Łęgowski, który z "Pomarańczowymi" pojawił się na boisku na ostatnie pięć minut i zaliczył debiut w drużynie narodowej został odesłany na zgrupowanie do młodzieżowej reprezentacji Polski.

Pozostali piłkarze są zdrowi - przekazał PAP po porannym treningu na stadionie Legii team menedżer kadry i rzecznik prasowy PZPN Jakub Kwiatkowski.

Reklama

Powrót Żurkowskiego

Grający na co dzień regularnie we włoskiej Spezii Reca to jeden z większych pechowców w zespole trenera Czesława Michniewicza.

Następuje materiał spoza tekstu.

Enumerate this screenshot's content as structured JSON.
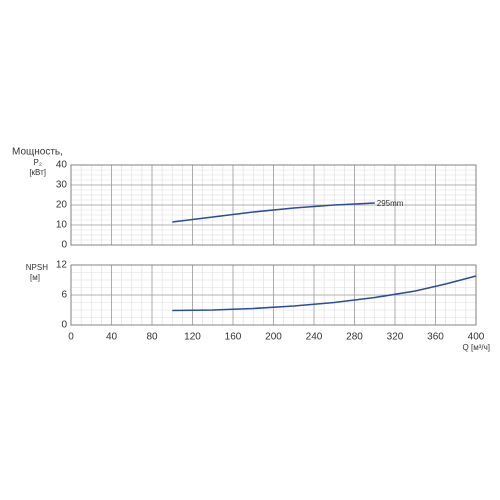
{
  "chart_data": [
    {
      "type": "line",
      "ylabel": "Мощность,",
      "ylabel_symbol": "P₂",
      "ylabel_unit": "[кВт]",
      "xlim": [
        0,
        400
      ],
      "xticks": [
        0,
        40,
        80,
        120,
        160,
        200,
        240,
        280,
        320,
        360,
        400
      ],
      "ylim": [
        0,
        40
      ],
      "yticks": [
        0,
        10,
        20,
        30,
        40
      ],
      "grid": true,
      "x": [
        100,
        140,
        180,
        220,
        260,
        300
      ],
      "series": [
        {
          "name": "295mm",
          "color": "#2a4d9b",
          "values": [
            11.5,
            14,
            16.5,
            18.5,
            20,
            21
          ]
        }
      ]
    },
    {
      "type": "line",
      "ylabel": "NPSH",
      "ylabel_unit": "[м]",
      "xlabel": "Q [м³/ч]",
      "xlim": [
        0,
        400
      ],
      "xticks": [
        0,
        40,
        80,
        120,
        160,
        200,
        240,
        280,
        320,
        360,
        400
      ],
      "ylim": [
        0,
        12
      ],
      "yticks": [
        0,
        6,
        12
      ],
      "grid": true,
      "x": [
        100,
        140,
        180,
        220,
        260,
        300,
        340,
        370,
        400
      ],
      "series": [
        {
          "color": "#2a4d9b",
          "values": [
            2.9,
            3.0,
            3.3,
            3.8,
            4.5,
            5.5,
            6.8,
            8.2,
            9.8
          ]
        }
      ]
    }
  ]
}
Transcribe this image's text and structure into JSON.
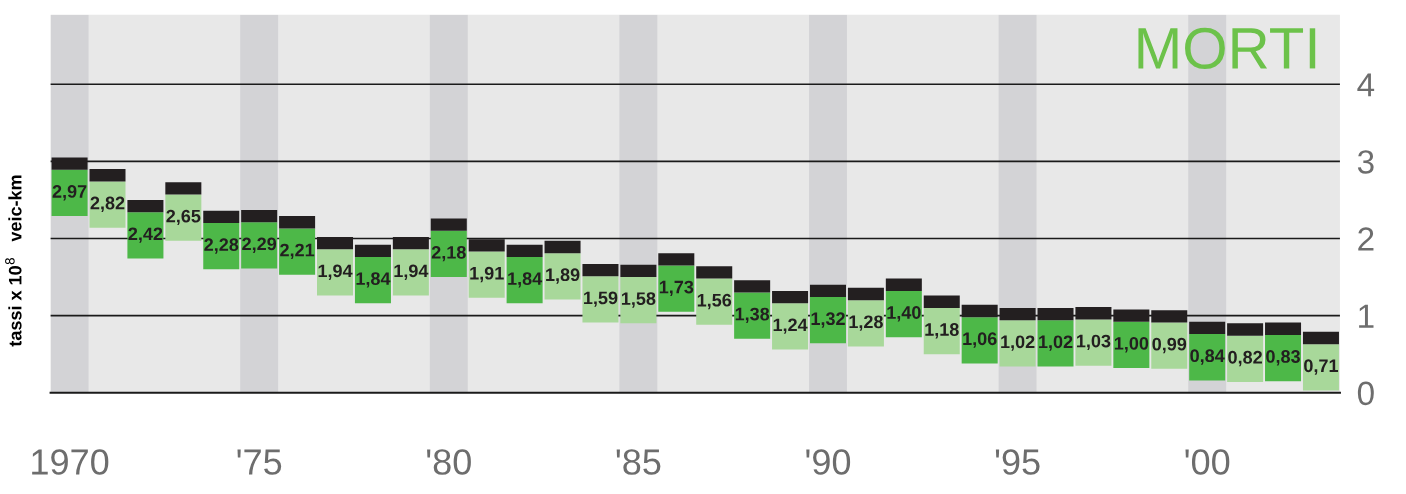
{
  "chart_data": {
    "type": "scatter",
    "title": "MORTI",
    "ylabel": "tassi x 10$^{8}$   veic-km",
    "x": [
      1970,
      1971,
      1972,
      1973,
      1974,
      1975,
      1976,
      1977,
      1978,
      1979,
      1980,
      1981,
      1982,
      1983,
      1984,
      1985,
      1986,
      1987,
      1988,
      1989,
      1990,
      1991,
      1992,
      1993,
      1994,
      1995,
      1996,
      1997,
      1998,
      1999,
      2000,
      2001,
      2002,
      2003
    ],
    "values": [
      2.97,
      2.82,
      2.42,
      2.65,
      2.28,
      2.29,
      2.21,
      1.94,
      1.84,
      1.94,
      2.18,
      1.91,
      1.84,
      1.89,
      1.59,
      1.58,
      1.73,
      1.56,
      1.38,
      1.24,
      1.32,
      1.28,
      1.4,
      1.18,
      1.06,
      1.02,
      1.02,
      1.03,
      1.0,
      0.99,
      0.84,
      0.82,
      0.83,
      0.71
    ],
    "value_labels": [
      "2,97",
      "2,82",
      "2,42",
      "2,65",
      "2,28",
      "2,29",
      "2,21",
      "1,94",
      "1,84",
      "1,94",
      "2,18",
      "1,91",
      "1,84",
      "1,89",
      "1,59",
      "1,58",
      "1,73",
      "1,56",
      "1,38",
      "1,24",
      "1,32",
      "1,28",
      "1,40",
      "1,18",
      "1,06",
      "1,02",
      "1,02",
      "1,03",
      "1,00",
      "0,99",
      "0,84",
      "0,82",
      "0,83",
      "0,71"
    ],
    "color": "#231f20",
    "xlim": [
      1969.5,
      2003.5
    ],
    "xticks": [
      {
        "value": 1970,
        "label": "1970"
      },
      {
        "value": 1975,
        "label": "'75"
      },
      {
        "value": 1980,
        "label": "'80"
      },
      {
        "value": 1985,
        "label": "'85"
      },
      {
        "value": 1990,
        "label": "'90"
      },
      {
        "value": 1995,
        "label": "'95"
      },
      {
        "value": 2000,
        "label": "'00"
      }
    ],
    "ylim": [
      0,
      4.9
    ],
    "yticks": [
      0,
      1,
      2,
      3,
      4
    ],
    "grid": "y",
    "bands": [
      {
        "axis": "x",
        "from": 1969.5,
        "to": 1970.5,
        "color": "#d3d3d6"
      },
      {
        "axis": "x",
        "from": 1974.5,
        "to": 1975.5,
        "color": "#d3d3d6"
      },
      {
        "axis": "x",
        "from": 1979.5,
        "to": 1980.5,
        "color": "#d3d3d6"
      },
      {
        "axis": "x",
        "from": 1984.5,
        "to": 1985.5,
        "color": "#d3d3d6"
      },
      {
        "axis": "x",
        "from": 1989.5,
        "to": 1990.5,
        "color": "#d3d3d6"
      },
      {
        "axis": "x",
        "from": 1994.5,
        "to": 1995.5,
        "color": "#d3d3d6"
      },
      {
        "axis": "x",
        "from": 1999.5,
        "to": 2000.5,
        "color": "#d3d3d6"
      }
    ]
  }
}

Zagrał tylko w debiucie tego selekcjonera w marcu w Glasgow przeciw Szkocji (1:1), a kilka dni później zabrakło go w składzie na barażowy mecz ze Szwecją (2:0) o awans do mundialu w Katarze. W czerwcu nie mógł zostać powołany na zgrupowanie i cztery spotkania Ligi Narodów, gdyż leczył uraz. Teraz przyjechał na zbiórkę, ale kontuzja wyeliminowała go z dwóch wrześniowych potyczek.

Bardzo chcieliśmy zobaczyć, jak będzie się prezentował Arek Reca, jedyny lewonożny obrońca czy wahadłowy na takim poziomie, jak Serie A, ale wypadł nam ze składu z powodu kontuzji - tłumaczył Michniewicz po czwartkowym starciu z Holandią.

W niedzielę w Cardiff do dyspozycji szkoleniowca będzie już Szymon Żurkowski, który z "Oranje" musiał pauzować za kartki, a poza tym opuścił na krótko zgrupowanie, gdyż - jak poinformował selekcjoner - w dniu meczu urodziła mu się córka.

Biało-czerwoni nie mogą sobie pozwolić na porażkę w ostatnim spotkaniu trzeciej edycji Ligi Narodów, bo to oznaczałoby ich spadek do niższej dywizji tych rozgrywek.